Understanding the MapR Data Access Gateway

The MapR Data Access Gateway is a service that acts as a proxy and gateway for translating requests between lightweight client applications and the MapR cluster. For the MEP 5.0 release, the service is used by the MapR Database JSON REST API. Starting in the MEP 6.0 release, the service is also used by the Node.js and Python OJAI clients.

For the OJAI clients that connect to the Data Access Gateway, MapR uses gRPC, an open-source RPC framework, to expose the MapR Database OJAI API to the client. RPC message headers for individual messages are encoded using Protocol Buffers. The message payload is encoded using an OJAI JSON encoding. Depending on whether your MapR cluster has security enabled, TLS is either enabled or disabled, by default, for the gRPC service. When TLS is enabled, the SSL provider is OpenSSL.

The service runs on nodes in your MapR cluster. You can install the service manually or using the MapR Installer. Both installation methods also support upgrades of existing MapR clusters. When installing the service, you can decide the number of nodes to install the service on. The number you need depends on your scalability requirements. Regardless of your scalability requirements, you should install the service on at least two nodes, to provide high availability. To load balance requests and to achieve high availability and failover, you must use an external load balancer. See gRPC Load Balancing for recommendations and best practices when using an external load balancer with gRPC.

The service runs as user mapr. But, the service issues all data access calls on behalf of the user requesting the data.

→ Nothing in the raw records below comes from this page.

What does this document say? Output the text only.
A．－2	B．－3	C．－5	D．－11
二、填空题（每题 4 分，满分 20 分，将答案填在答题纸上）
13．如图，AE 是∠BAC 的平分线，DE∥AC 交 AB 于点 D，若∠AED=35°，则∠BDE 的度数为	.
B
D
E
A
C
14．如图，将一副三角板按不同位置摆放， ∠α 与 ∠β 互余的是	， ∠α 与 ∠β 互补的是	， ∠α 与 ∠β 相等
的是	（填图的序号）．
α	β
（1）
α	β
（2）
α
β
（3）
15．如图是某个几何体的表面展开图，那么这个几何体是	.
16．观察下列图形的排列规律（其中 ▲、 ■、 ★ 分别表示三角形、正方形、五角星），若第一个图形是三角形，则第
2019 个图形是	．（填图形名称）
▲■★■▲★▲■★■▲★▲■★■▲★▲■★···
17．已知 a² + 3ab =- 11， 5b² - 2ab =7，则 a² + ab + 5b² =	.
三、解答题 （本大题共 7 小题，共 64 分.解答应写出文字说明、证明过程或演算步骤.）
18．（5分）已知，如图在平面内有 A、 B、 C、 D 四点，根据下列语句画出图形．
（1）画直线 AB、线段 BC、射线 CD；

For example, if user john is running the client application, the service reads data using the authorization of john, not mapr.

All traffic between the Data Access Gateway and other MapR services is encrypted. This is done regardless of whether the underlying MapR file system volume has encryption enabled.

Warden manages the MapR Data Access Gateway. It handles stopping and starting of the service during node failovers and also controls the amount of memory assigned to the service.